What Does “ATG” Stand For?
“ATG” stands for “ass to grass” which refers to going as low on a squat as possible.
Are ATG Split Squats Bad For My Knees?
No, ATG split squats are not bad for your knees.
In fact, they can actually help protect the knees.
However, if you do experience pain during the movement, you might want to switch to a different variation that causes no pain.
Make sure you also do a proper warm up, doing stretches like the pancake stretch to reduce the chances of injury.
What is an ATG split squat?
The ATG Split Squat is a bodyweight exercise associated with Ben Patrick’s Athletic Truth Group (ATG) that addresses knee pain and poor ankle mobility. This calisthenics movement involves a deep range of motion, focusing on lowering the back knee toward the ground while keeping the front knee bent at a 90-degree angle.
Implementing the “Toes Guy” principle, proper foot positioning, particularly the front heel, is crucial for optimal gains and effective engagement of the calf muscles, adductors, tendons, and ligaments. The ATG Split Squat, requiring no mandatory equipment, is an excellent addition to a workout routine, offering numerous benefits and strengthening the lower body.
What is the ATG method?
The ATG Method, devised by Ben Patrick of the Athletic Truth Group (ATG), is a comprehensive fitness approach emphasizing deep ranges of motion to unlock the body’s capabilities. Centered around bodyweight exercises and calisthenics, the method addresses knee pain and poor ankle mobility. A key component of the ATG Method is the ATG Split Squat, promoting better gains and flexibility by working through a profound range of motion.

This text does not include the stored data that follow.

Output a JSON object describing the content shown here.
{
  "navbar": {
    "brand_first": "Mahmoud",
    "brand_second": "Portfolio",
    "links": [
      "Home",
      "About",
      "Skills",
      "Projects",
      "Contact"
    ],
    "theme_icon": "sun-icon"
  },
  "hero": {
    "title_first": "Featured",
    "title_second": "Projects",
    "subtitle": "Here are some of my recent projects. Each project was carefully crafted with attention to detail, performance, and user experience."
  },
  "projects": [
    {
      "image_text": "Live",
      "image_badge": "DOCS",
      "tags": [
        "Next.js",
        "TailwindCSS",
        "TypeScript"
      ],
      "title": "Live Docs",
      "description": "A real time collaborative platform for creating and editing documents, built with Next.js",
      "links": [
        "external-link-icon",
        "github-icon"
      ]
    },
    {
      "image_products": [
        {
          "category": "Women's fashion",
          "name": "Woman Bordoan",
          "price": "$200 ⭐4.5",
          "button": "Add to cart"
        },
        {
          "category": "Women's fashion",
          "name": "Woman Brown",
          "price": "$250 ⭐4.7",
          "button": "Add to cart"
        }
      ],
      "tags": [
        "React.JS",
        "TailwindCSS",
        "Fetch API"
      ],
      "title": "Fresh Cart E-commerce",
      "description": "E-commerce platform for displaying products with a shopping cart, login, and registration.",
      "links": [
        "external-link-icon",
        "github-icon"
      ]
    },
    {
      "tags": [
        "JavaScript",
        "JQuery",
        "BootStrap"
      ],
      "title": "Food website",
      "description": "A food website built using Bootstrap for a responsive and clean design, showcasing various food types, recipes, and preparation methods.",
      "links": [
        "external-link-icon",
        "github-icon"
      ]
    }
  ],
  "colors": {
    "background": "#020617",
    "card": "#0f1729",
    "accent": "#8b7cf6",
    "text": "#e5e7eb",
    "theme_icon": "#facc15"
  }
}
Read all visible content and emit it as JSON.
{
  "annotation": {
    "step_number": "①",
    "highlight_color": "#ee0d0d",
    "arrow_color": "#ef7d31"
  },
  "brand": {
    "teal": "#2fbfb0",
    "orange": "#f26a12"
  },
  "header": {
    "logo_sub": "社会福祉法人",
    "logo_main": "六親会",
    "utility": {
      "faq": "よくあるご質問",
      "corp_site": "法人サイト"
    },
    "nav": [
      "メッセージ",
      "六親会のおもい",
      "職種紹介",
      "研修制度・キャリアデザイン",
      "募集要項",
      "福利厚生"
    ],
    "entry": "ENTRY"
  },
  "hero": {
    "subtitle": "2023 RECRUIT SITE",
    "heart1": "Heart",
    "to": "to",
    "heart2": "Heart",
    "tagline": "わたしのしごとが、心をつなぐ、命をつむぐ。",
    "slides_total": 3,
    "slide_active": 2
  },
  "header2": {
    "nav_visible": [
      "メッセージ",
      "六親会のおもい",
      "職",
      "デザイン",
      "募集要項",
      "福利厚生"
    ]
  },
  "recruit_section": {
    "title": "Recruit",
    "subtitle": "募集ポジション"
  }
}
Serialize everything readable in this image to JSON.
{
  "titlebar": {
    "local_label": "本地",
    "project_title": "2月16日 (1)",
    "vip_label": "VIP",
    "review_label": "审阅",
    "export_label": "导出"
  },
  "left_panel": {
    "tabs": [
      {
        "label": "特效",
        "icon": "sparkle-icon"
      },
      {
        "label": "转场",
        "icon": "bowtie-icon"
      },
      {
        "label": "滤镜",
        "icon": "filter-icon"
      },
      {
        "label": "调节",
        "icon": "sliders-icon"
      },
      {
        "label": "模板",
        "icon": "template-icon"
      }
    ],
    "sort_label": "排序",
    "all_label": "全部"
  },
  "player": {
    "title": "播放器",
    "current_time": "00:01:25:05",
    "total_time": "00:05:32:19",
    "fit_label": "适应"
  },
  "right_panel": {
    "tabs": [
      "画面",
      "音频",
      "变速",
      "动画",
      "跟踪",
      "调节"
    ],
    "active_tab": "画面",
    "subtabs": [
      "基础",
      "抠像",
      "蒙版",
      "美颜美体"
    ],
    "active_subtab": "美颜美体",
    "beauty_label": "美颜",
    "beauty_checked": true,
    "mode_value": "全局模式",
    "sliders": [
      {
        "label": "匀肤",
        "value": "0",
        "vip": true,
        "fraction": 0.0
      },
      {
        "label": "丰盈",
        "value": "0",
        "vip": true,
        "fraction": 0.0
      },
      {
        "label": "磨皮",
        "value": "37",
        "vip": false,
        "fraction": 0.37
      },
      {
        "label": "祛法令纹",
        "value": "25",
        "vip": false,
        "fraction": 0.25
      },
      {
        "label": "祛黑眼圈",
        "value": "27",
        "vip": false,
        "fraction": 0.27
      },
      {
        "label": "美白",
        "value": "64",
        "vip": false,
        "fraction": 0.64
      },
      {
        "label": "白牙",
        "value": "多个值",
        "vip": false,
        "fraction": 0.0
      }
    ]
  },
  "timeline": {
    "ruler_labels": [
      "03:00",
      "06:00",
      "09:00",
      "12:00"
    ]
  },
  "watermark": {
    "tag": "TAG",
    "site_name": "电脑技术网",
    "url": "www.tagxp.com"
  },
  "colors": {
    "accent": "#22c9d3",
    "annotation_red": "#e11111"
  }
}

Coaching tips from the “Toes Guy” stress the importance of proper foot positioning, particularly the front heel, to maximize the effectiveness of the workout routine. The ATG Method advocates for using resistance bands as optional equipment to enhance connective tissue strength, contributing to overall athleticism.
What is the ATG position?
The ATG Position, associated with Ben Patrick’s Athletic Truth Group (ATG), refers to the stance utilized in exercises to achieve a deep range of motion. Emphasized in the ATG Split Squat, this position involves lowering the back knee towards the ground while ensuring the front knee bends at a 90-degree angle.
The ATG Position, aligning with the “Toes Guy” principle, underscores the significance of proper foot positioning, particularly the front heel, to optimize benefits. This stance, integrated into workout routines that may include resistance bands for added challenge, contributes to better gains, strengthened connective tissue, and improved lower body athleticism, addressing issues such as knee pain and poor ankle mobility.
We hope we have been able to give you a better insight into the ATG split squat.
If you follow all of the advice we have given you in this article, we have no doubt that you master this exercise in no time at all.